Search code examples
bashunixawkuniquexargs

Awk counting occurrences strange behaviour


I need to count the number of occurrences of elements of the second column of a large number of files. The script I'm using is this:

{
 el[$2]++
}
END {
    for (i in el) {
    print i, el[i] >> "rank.txt"
    }
 }

For running it over a large number of files I'm using find | xargs this way :

find . -name "*.txt" | xargs awk -f script.awk

The problems is that if I count the number of lines of the output files rank.txt (with a wc -l rank.txt) the number I get (for example 7600) is bigger than the number of unique elements of the second row (for example 7300), that I obtain with a :

find . -name "*.txt" | xargs awk '{print $2}' | sort | uniq | wc -l

In fact giving a :

awk '{print $1}' rank.txt | sort | uniq | wc -l

I obtain the right number of elements (following the example I'll gett 7300).
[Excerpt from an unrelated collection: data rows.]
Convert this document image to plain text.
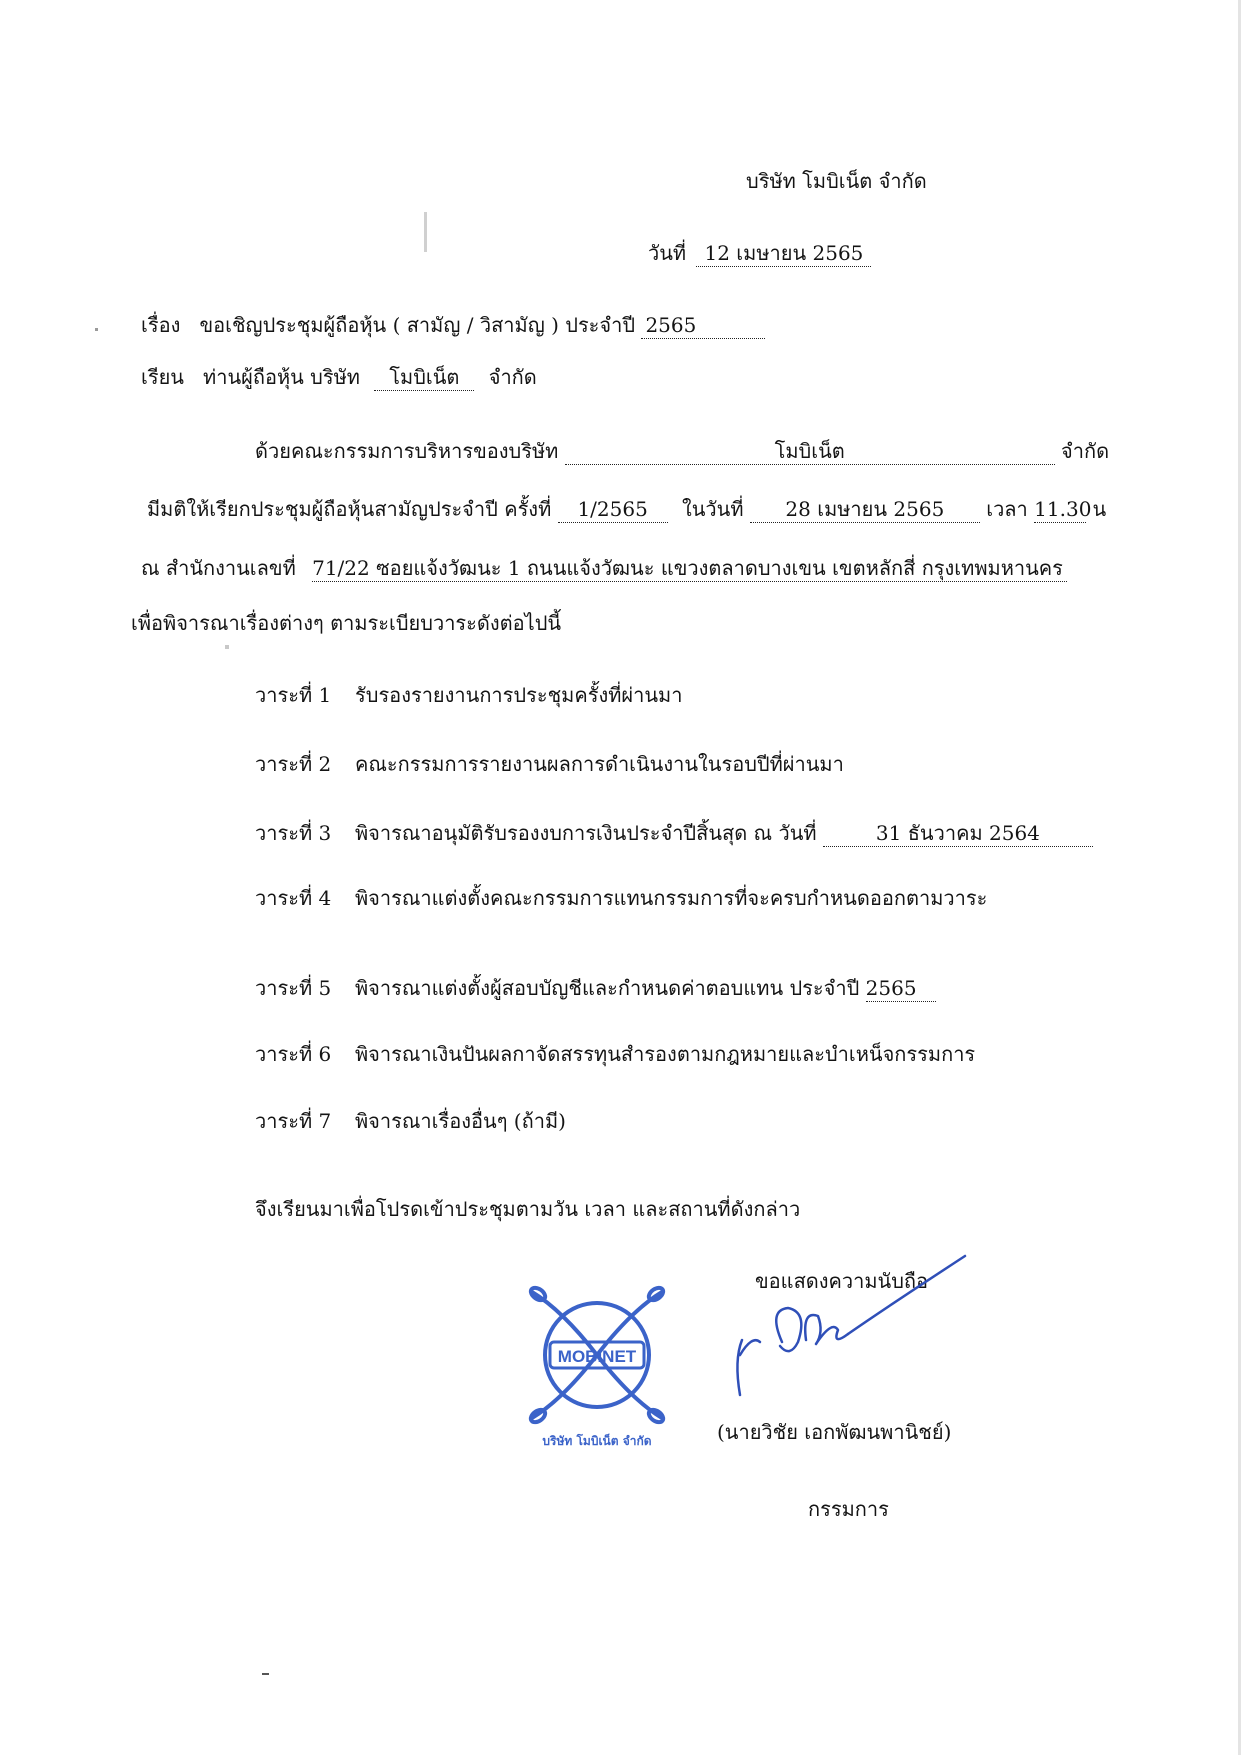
บริษัท โมบิเน็ต จำกัด
วันที่ 12 เมษายน 2565
เรื่อง ขอเชิญประชุมผู้ถือหุ้น ( สามัญ / วิสามัญ ) ประจำปี 2565
เรียน ท่านผู้ถือหุ้น บริษัท โมบิเน็ต จำกัด
ด้วยคณะกรรมการบริหารของบริษัท	โมบิเน็ต	จำกัด
มีมติให้เรียกประชุมผู้ถือหุ้นสามัญประจำปี ครั้งที่ 1/2565 ในวันที่ 28 เมษายน 2565 เวลา 11.30 น
ณ สำนักงานเลขที่ 71/22 ซอยแจ้งวัฒนะ 1 ถนนแจ้งวัฒนะ แขวงตลาดบางเขน เขตหลักสี่ กรุงเทพมหานคร
เพื่อพิจารณาเรื่องต่างๆ ตามระเบียบวาระดังต่อไปนี้
วาระที่ 1 รับรองรายงานการประชุมครั้งที่ผ่านมา
วาระที่ 2 คณะกรรมการรายงานผลการดำเนินงานในรอบปีที่ผ่านมา
วาระที่ 3 พิจารณาอนุมัติรับรองงบการเงินประจำปีสิ้นสุด ณ วันที่	31 ธันวาคม 2564
วาระที่ 4 พิจารณาแต่งตั้งคณะกรรมการแทนกรรมการที่จะครบกำหนดออกตามวาระ
วาระที่ 5 พิจารณาแต่งตั้งผู้สอบบัญชีและกำหนดค่าตอบแทน ประจำปี 2565
วาระที่ 6 พิจารณาเงินปันผลกาจัดสรรทุนสำรองตามกฎหมายและบำเหน็จกรรมการ
วาระที่ 7 พิจารณาเรื่องอื่นๆ (ถ้ามี)
จึงเรียนมาเพื่อโปรดเข้าประชุมตามวัน เวลา และสถานที่ดังกล่าว
ขอแสดงความนับถือ
MOBINET
บริษัท โมบิเน็ต จำกัด	(นายวิชัย เอกพัฒนพานิชย์)
กรรมการ
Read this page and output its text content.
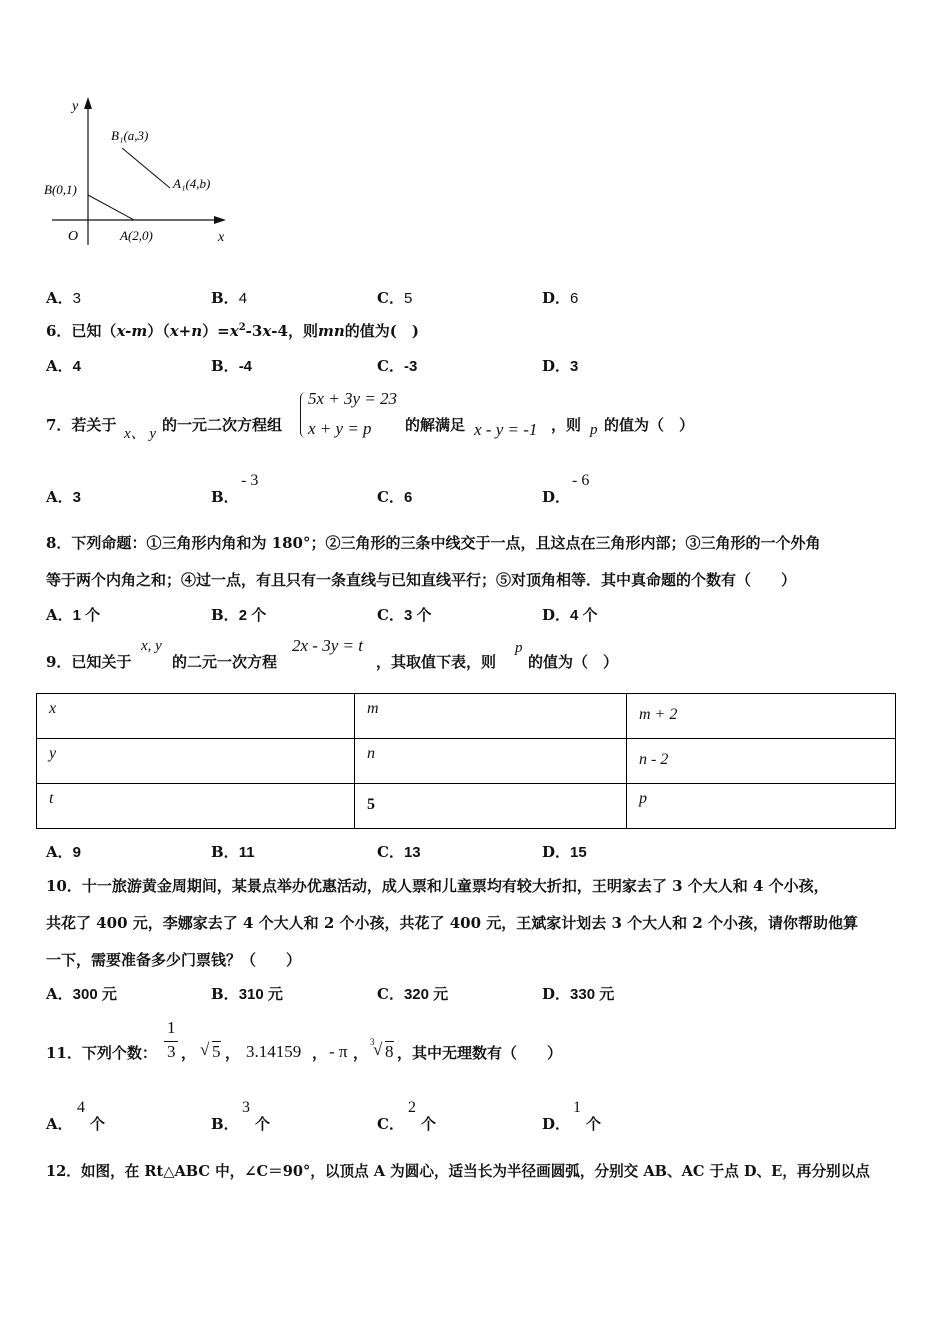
y
x
O
B₁(a,3)
A₁(4,b)
B(0,1)
A(2,0)
A．3	B．4	C．5	D．6
6．已知$(x-m)(x+n)=x^2-3x-4$，则mn的值为(　)
A．4	B．-4	C．-3	D．3
7．若关于 x、 y 的一元二次方程组
5x + 3y = 23
x + y = p 的解满足 x - y = -1 ，则 p 的值为（　）
A．3	B．
- 3
C．6	D．
- 6
8．下列命题：①三角形内角和为 180°；②三角形的三条中线交于一点，且这点在三角形内部；③三角形的一个外角
等于两个内角之和；④过一点，有且只有一条直线与已知直线平行；⑤对顶角相等．其中真命题的个数有（　　）
A．1 个	B．2 个	C．3 个	D．4 个
9．已知关于
x, y
的二元一次方程
2x - 3y = t
，其取值下表，则
p
的值为（　）
x	m	m + 2
y	n	n - 2
t	5	p
A．9	B．11	C．13	D．15
10．十一旅游黄金周期间，某景点举办优惠活动，成人票和儿童票均有较大折扣，王明家去了 3 个大人和 4 个小孩，
共花了 400 元，李娜家去了 4 个大人和 2 个小孩，共花了 400 元，王斌家计划去 3 个大人和 2 个小孩，请你帮助他算
一下，需要准备多少门票钱？（　　）
A．300 元	B．310 元	C．320 元	D．330 元
11．下列个数：
1
3 ， √ 5 ， 3.14159 ， - π ，
3
√ 8 ，其中无理数有（　　）
A．
4
个	B．
3
个	C．
2
个	D．
1
个
12．如图，在 Rt△ABC 中，∠C＝90°，以顶点 A 为圆心，适当长为半径画圆弧，分别交 AB、AC 于点 D、E，再分别以点
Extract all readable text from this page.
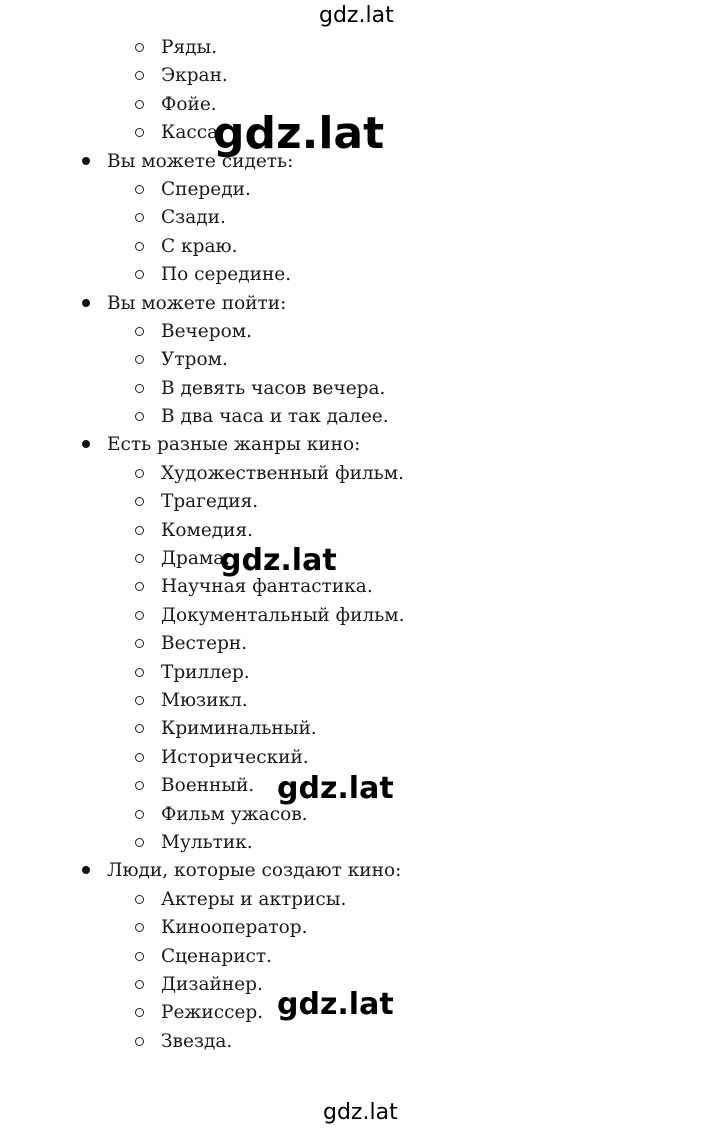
Ряды.
Экран.
Фойе.
Касса.
Вы можете сидеть:
Спереди.
Сзади.
С краю.
По середине.
Вы можете пойти:
Вечером.
Утром.
В девять часов вечера.
В два часа и так далее.
Есть разные жанры кино:
Художественный фильм.
Трагедия.
Комедия.
Драма.
Научная фантастика.
Документальный фильм.
Вестерн.
Триллер.
Мюзикл.
Криминальный.
Исторический.
Военный.
Фильм ужасов.
Мультик.
Люди, которые создают кино:
Актеры и актрисы.
Кинооператор.
Сценарист.
Дизайнер.
Режиссер.
Звезда.
gdz.lat
gdz.lat
gdz.lat
gdz.lat
gdz.lat
gdz.lat
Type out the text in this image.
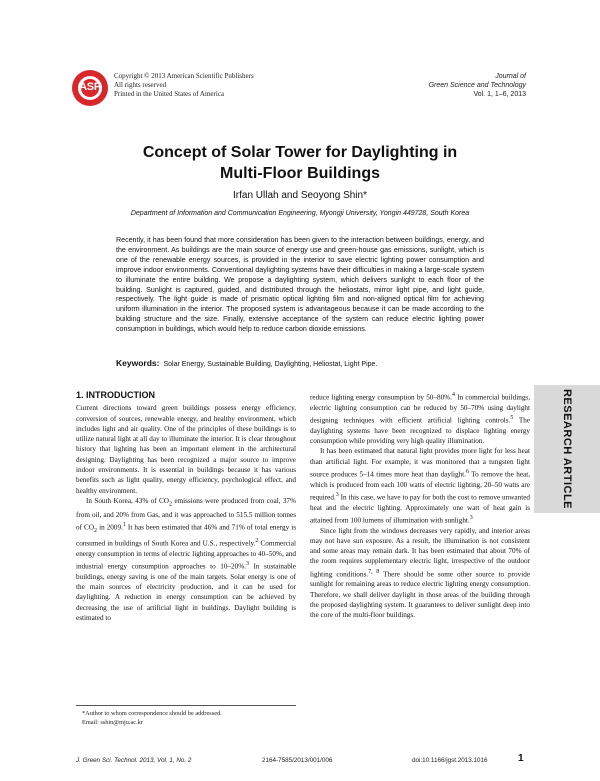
ASP
Copyright © 2013 American Scientific Publishers
All rights reserved
Printed in the United States of America
Journal of
Green Science and Technology
Vol. 1, 1–6, 2013
Concept of Solar Tower for Daylighting in
Multi-Floor Buildings
Irfan Ullah and Seoyong Shin*
Department of Information and Communication Engineering, Myongji University, Yongin 449728, South Korea
Recently, it has been found that more consideration has been given to the interaction between buildings, energy, and the environment. As buildings are the main source of energy use and green-house gas emissions, sunlight, which is one of the renewable energy sources, is provided in the interior to save electric lighting power consumption and improve indoor environments. Conventional daylighting systems have their difficulties in making a large-scale system to illuminate the entire building. We propose a daylighting system, which delivers sunlight to each floor of the building. Sunlight is captured, guided, and distributed through the heliostats, mirror light pipe, and light guide, respectively. The light guide is made of prismatic optical lighting film and non-aligned optical film for achieving uniform illumination in the interior. The proposed system is advantageous because it can be made according to the building structure and the size. Finally, extensive acceptance of the system can reduce electric lighting power consumption in buildings, which would help to reduce carbon dioxide emissions.
Keywords: Solar Energy, Sustainable Building, Daylighting, Heliostat, Light Pipe.
1. INTRODUCTION

Current directions toward green buildings possess energy efficiency, conversion of sources, renewable energy, and healthy environment, which includes light and air quality. One of the principles of these buildings is to utilize natural light at all day to illuminate the interior. It is clear throughout history that lighting has been an important element in the architectural designing. Daylighting has been recognized a major source to improve indoor environments. It is essential in buildings because it has various benefits such as light quality, energy efficiency, psychological effect, and healthy environment.

In South Korea, 43% of $CO_2$ emissions were produced from coal, 37% from oil, and 20% from Gas, and it was approached to 515.5 million tonnes of $CO_2$ in 2009.$^1$ It has been estimated that 46% and 71% of total energy is consumed in buildings of South Korea and U.S., respectively.$^2$ Commercial energy consumption in terms of electric lighting approaches to 40–50%, and industrial energy consumption approaches to 10–20%.$^3$ In sustainable buildings, energy saving is one of the main targets. Solar energy is one of the main sources of electricity production, and it can be used for daylighting. A reduction in energy consumption can be achieved by decreasing the use of artificial light in buildings. Daylight building is estimated to

reduce lighting energy consumption by 50–80%.$^4$ In commercial buildings, electric lighting consumption can be reduced by 50–70% using daylight designing techniques with efficient artificial lighting controls.$^5$ The daylighting systems have been recognized to displace lighting energy consumption while providing very high quality illumination.

It has been estimated that natural light provides more light for less heat than artificial light. For example, it was monitored that a tungsten light source produces 5–14 times more heat than daylight.$^6$ To remove the heat, which is produced from each 100 watts of electric lighting, 20–50 watts are required.$^3$ In this case, we have to pay for both the cost to remove unwanted heat and the electric lighting. Approximately one watt of heat gain is attained from 100 lumens of illumination with sunlight.$^3$

Since light from the windows decreases very rapidly, and interior areas may not have sun exposure. As a result, the illumination is not consistent and some areas may remain dark. It has been estimated that about 70% of the room requires supplementary electric light, irrespective of the outdoor lighting conditions.$^{7, 8}$ There should be some other source to provide sunlight for remaining areas to reduce electric lighting energy consumption. Therefore, we shall deliver daylight in those areas of the building through the proposed daylighting system. It guarantees to deliver sunlight deep into the core of the multi-floor buildings.

*Author to whom correspondence should be addressed.
Email: sshin@mju.ac.kr
J. Green Sci. Technol. 2013, Vol. 1, No. 2	2164-7585/2013/001/006	doi:10.1166/jgst.2013.1016	1
RESEARCH ARTICLE
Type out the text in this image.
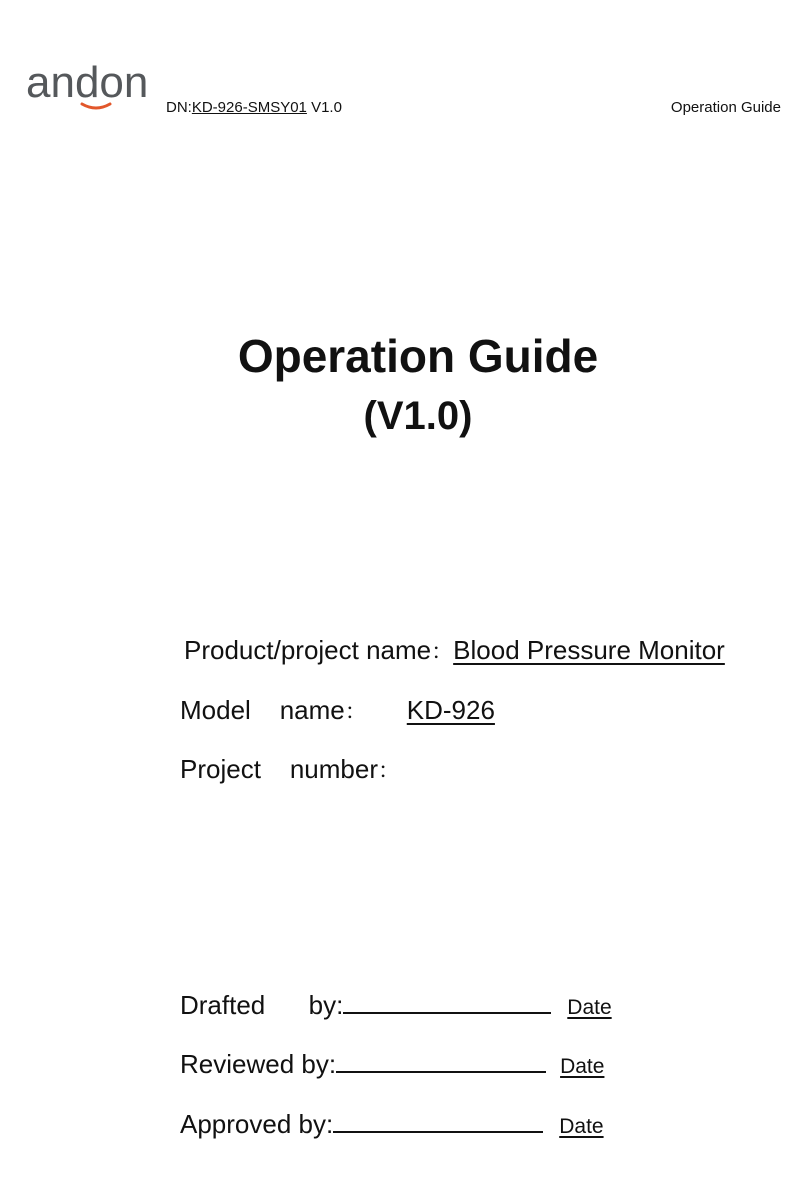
andon
DN:KD-926-SMSY01 V1.0	Operation Guide
Operation Guide
(V1.0)
Product/project name：Blood Pressure Monitor
Model    name： KD-926
Project    number：
Drafted      by:	Date
Reviewed by:	Date
Approved by:	Date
So it means that the elements of the first column of the output files are not unique. But, this shouldn't happen!


Solution

  • This is probably combination of the fact that the input files (*.txt) contain non-unique elements, and the xargs functionality. Remember that xargs, when there is a large number of files, is called repeatedly with different set of arguments. This means that in the first example, if there is larger number of files, some of the files are not processed in one awk run, which results in higher number of "unique" elements in the output.

    You could try this:

    find . -name "*.txt" | xargs cat | awk -f script.awk